- Directed by: Steve Lawrence
- Written by: Gregg Jennings Steve Lawrence
- Produced by: Phil Orlins
- Starring: Kyle Loza Shaun White Travis Pastrana Ricky Carmichael Danny Way Bob Burnquist
- Narrated by: Emile Hirsch
- Cinematography: Matt Goodman
- Edited by: Todd Crites
- Music by: The Crystal Method
- Production company: ESPN Films
- Distributed by: Walt Disney Studios Motion Pictures
- Release date: August 21, 2009;
- Running time: 92 minutes
- Language: English
- Box office: $1,472,747

= X Games 3D: The Movie =

X Games 3D: The Movie is an action sports/documentary 3-D film released on August 21, 2009, for one week only. Produced by ESPN Films and distributed by Walt Disney Studios Motion Pictures, the film captures the drama and spectacle that plays out every year at the X Games, highlighting the behind-the-scenes stories of the featured athletes and the sacrifices they make in pursuit of glory and the advancement of their sports on the industry's biggest stage.

==Cast==
- Travis Pastrana
- Bob Burnquist
- Danny Way
- Kyle Loza
- Shaun White
- Ricky Carmichael
- Jake Brown
- Brian Deegan
- Bucky Lasek
- Dave Mirra
- Tony Hawk (archive footage)
- Matt Hoffman (archive footage)
- Sal Masekela (commentator)
- Paul Page (commentator)
- Emile Hirsch (narrator)

==Music==
The Crystal Method composed their third soundtrack, along with the American music composer, Tobias Enhus for the soundtrack for the film. Enhus has also composed soundtracks himself for such titles as Black Hawk Down, The Matrix: Path of Neo, and the Spider-Man 3 video game. In an interview, The Crystal Method said that they provided several of their songs for the film, including "Drown in the Now", which was used for the trailer of the movie. The other songs that they provided have been remixed exclusively for the film, such as a new remix of The Crystal Method's first single "Now Is the Time", and several songs from their Drive: Nike + Original Run album like "It's Time". A remix of "It's Time" is featured prominently on the official website of the film and is the first song that plays while viewing the website, followed by other songs, including the title track from Divided by Night.

==Promotion==
ESPN itself promoted the film during their broadcast of X Games 15 with trailers and exclusive interviews with the athletes. The day before the release of X Games 3D, ESPN reaired events of X Games 15 as well as interviews with the athletes and celebrities that took place on the red carpet premiere outside the Nokia Theater. Online advertisements also helped promote the film with advertisements being seen on popular websites such as Yahoo!, MySpace, and YouTube.

==Reception==
X Games 3D: The Movie was released in 1,399 theaters for a limited time of one week. The film opened in its only weekend at #19 at the box office making $837,216 and averaging $598 per theater. The film's total gross was $1,381,766.

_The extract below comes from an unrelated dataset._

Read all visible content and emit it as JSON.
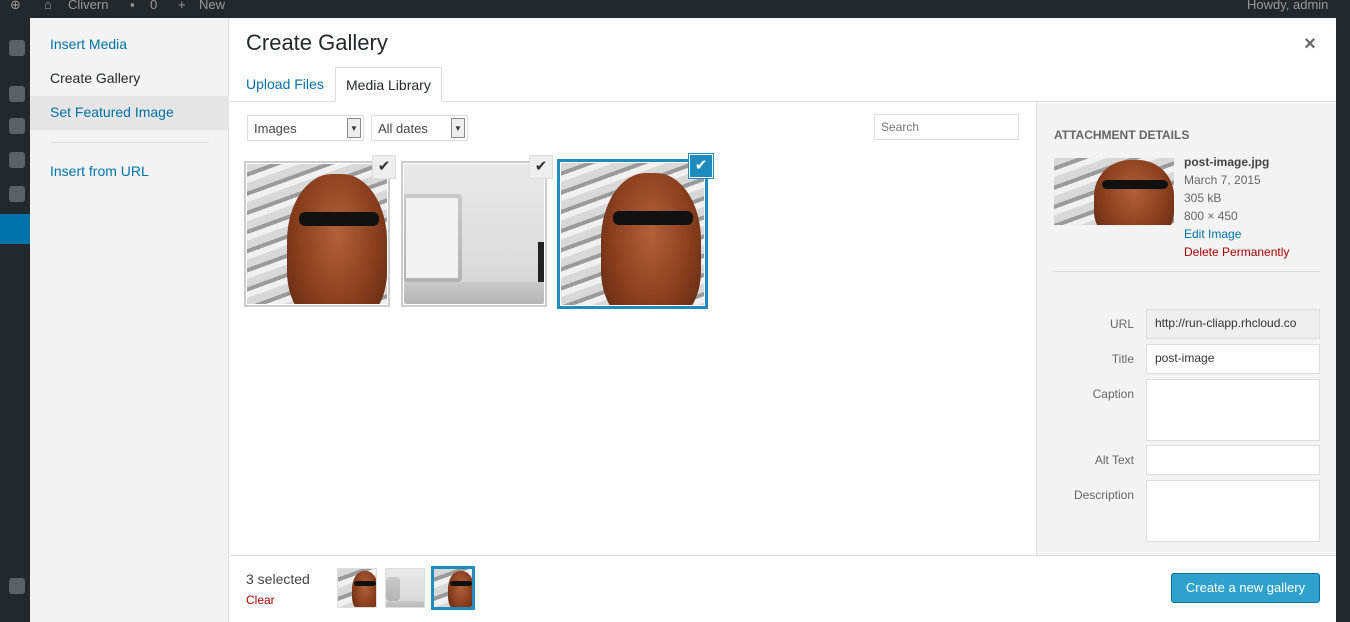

Reviews from critics were mixed. As of April 2025, the film holds a 39% approval rating on Rotten Tomatoes, based on 28 reviews with an average rating of 5.04 out of 10. The site's consensus reads "Though fans of the event will likely enjoy X-Games 3D: The Movie, most will find it a poorly put together, skin deep, extended advertisement for the extreme sports competition."

==Home media==
X Games 3D: The Movie was released in standard 2D version and retitled X Games: The Movie on DVD and Movie Download on January 12, 2010.